The company filed a notice of civil claim on January 2 in BC Supreme Court. According to the lawsuit, the defendants “misrepresented facts as to their legal and enforcement rights” over the Spirit Bear trademark, allegedly pressuring the company to sign a licensing deal “under duress.”

The company claims it’s “an Aboriginal-owned, small-scale artisanal coffee company” that produces several lines of coffee beans, using the Spirit Bear Coffee Co. name since 2006 in Alberta and since 2008 in British Columbia. But in February 2010, the defendants demanded the company stop using the Spirit Bear name unless it signed a licence agreement.

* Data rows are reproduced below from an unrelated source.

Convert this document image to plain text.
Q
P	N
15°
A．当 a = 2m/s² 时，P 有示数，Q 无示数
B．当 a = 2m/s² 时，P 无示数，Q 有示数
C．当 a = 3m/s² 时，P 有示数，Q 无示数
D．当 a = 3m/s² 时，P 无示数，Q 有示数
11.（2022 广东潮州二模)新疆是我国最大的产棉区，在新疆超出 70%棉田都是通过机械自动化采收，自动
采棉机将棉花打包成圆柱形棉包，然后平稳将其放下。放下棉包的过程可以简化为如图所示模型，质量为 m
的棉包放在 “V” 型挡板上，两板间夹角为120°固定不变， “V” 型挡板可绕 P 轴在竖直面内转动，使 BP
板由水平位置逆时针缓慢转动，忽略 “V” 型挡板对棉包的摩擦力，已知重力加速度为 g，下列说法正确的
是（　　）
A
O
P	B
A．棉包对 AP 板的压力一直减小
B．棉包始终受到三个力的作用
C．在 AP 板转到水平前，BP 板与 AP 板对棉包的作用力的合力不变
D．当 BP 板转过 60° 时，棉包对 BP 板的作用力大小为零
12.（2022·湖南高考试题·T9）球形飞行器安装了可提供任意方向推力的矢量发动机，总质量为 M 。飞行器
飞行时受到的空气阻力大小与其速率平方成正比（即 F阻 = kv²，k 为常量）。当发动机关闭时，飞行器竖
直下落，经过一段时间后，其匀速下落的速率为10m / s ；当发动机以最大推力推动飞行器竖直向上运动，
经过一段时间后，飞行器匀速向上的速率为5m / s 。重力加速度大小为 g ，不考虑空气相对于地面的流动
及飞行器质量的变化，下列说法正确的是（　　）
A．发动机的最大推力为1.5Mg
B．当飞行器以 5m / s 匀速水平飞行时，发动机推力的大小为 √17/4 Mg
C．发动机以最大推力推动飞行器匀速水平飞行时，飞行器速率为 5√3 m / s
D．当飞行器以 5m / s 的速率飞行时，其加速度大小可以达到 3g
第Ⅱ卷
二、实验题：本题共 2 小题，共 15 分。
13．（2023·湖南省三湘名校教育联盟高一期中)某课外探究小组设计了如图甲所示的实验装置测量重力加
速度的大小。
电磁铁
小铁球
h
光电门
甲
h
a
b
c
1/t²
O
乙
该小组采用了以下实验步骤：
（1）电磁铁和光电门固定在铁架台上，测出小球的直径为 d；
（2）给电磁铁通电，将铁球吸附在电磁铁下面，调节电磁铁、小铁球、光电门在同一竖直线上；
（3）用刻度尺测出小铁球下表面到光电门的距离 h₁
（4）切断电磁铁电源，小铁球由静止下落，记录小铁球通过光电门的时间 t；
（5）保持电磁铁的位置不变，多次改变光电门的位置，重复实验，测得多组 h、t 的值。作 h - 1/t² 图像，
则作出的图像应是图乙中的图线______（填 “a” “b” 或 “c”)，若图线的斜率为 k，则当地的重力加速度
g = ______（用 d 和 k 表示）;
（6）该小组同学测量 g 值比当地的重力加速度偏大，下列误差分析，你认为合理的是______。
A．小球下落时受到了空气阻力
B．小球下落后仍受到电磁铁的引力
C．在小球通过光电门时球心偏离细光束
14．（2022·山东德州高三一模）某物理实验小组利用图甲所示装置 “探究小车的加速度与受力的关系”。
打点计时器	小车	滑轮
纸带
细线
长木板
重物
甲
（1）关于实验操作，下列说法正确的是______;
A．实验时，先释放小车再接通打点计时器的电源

“At the time of the demand, SBCC’s position with their customers and suppliers was tenuous and SBCC feared that the City of Terrace and the Kitasoo Band Council’s threat of suit against its customers and suppliers would, regardless of their merits, suffice to induce its customers and suppliers to cease business with SBCC,” the claim states.

But in 2011 and 2012, the company was under “significant financial strain” partly due to the defendants’ trademark claims, and “having fallen victim as a result of self-dealing by a general manager of SBCC’s parent company.”

“SBCC only narrowly avoided bankruptcy through further investments from its principals (through mortgaging of their primary residences and obtaining secondary employment outside of SBCC),” the claim states.

In August 2012, the company claims, it caved to pressures and was “induced” to sign a trademark licensing deal with the defendants even though it knew “the unilaterally proposed royalty terms of the defendants’ agreement was [sic] unattainable and the agreement was generally untenable.”

Two years later, however, the Federal Court of Canada found the city and band council’s claims to the marks invalid for non-compliance with the Trade-marks Act. Days after the decision, SBCC applied to the Canadian Intellectual Property Office to trademark the “Spirit Bear Coffee Company” name. In June 2016, the mark was approved by an examiner and moved onto the advertisement stage, which provides a two-month window for anyone who may oppose the granting of a mark to file an objection.

“On or about September 20, 2016, the very last day of the two-months advertisement period, Kitasoo Band Council filed an opposition against SBCC’s soon to be granted intended mark on the basis of ... the then defunct License Agreement, the impugned mark of the Federal Court decision and a new mark that the Kitasoo Band Council had applied for,” the claim states. “As a result of the Kitasoo Band Council’s calculated opposition, SBCC became entrapped in the opposition and suffered and continues to suffer damages.”

The allegations have not been tested or proven in court and the band council and the city had not filed responses to the claim by press time.